The study in facial expression has been conducted in last century (Darwin, 1872; P. Ekman, 1973), and within the past 12 years considerable progress has been made in automatic analysis of facial expression from digital video input (J.F Cohn, 2007; J.F. Cohn & Kanade, 2007; Fasel & Luettin, 2003; Tian, Cohn, & Kanade, 2005). In early research, Ekman et al (P. Ekman & Friesen, 1976) reported a new method of describing facial movement based on an anatomical analysis of facial action. To capture subtlety of human emotion and paralinguistic communication, automated recognition of fine-grained changes in facial expression is needed (Tian, Kanade, & Cohn, 2001).

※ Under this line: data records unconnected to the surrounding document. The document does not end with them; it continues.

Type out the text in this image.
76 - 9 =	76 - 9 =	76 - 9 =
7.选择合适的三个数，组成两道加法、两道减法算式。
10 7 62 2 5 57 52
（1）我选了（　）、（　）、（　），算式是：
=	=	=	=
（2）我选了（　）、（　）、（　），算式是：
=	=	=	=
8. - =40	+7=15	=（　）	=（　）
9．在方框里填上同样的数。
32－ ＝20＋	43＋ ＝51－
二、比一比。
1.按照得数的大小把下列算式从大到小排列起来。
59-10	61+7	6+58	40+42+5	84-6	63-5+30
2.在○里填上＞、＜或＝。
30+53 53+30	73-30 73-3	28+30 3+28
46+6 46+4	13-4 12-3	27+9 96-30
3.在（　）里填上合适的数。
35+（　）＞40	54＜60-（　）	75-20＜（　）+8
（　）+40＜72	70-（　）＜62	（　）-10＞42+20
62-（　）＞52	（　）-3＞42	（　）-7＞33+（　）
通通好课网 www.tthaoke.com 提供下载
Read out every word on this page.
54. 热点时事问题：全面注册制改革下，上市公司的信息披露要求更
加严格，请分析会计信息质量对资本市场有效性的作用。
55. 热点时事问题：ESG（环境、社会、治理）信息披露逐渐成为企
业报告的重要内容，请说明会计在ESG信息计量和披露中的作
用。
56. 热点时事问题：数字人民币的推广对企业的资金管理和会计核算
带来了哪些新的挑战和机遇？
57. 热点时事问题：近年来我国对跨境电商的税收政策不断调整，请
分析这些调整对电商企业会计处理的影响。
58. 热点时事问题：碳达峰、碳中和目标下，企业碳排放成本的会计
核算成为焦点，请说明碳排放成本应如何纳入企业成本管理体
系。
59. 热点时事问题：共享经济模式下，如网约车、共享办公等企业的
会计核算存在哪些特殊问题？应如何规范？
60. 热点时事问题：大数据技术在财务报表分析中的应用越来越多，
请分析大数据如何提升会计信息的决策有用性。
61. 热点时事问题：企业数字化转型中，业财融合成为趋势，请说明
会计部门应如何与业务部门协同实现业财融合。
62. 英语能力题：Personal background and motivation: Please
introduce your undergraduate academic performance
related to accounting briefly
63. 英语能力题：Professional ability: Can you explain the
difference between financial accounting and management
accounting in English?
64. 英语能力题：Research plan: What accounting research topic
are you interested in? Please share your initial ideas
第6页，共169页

Early researches in automatic analysis and recognition of facial actions from input video focused on the relatively tractable problem of posed facial actions acquired under well-controlled conditions. Recent work has progressed to spontaneous facial actions, subtle facial actions, variation in illumination and merging with synthesis faces (i.e. avatar separate identity from facial behaviour) (J.F Cohn, 2007). Computer facial expression analysis systems need to analyze the facial actions regardless of context, culture, gender, and so on. The accomplishments in psychological studies, human movement analysis, face detection, face tracking, and recognition motivate the automatic facial expression analysis (Tian, et al., 2005).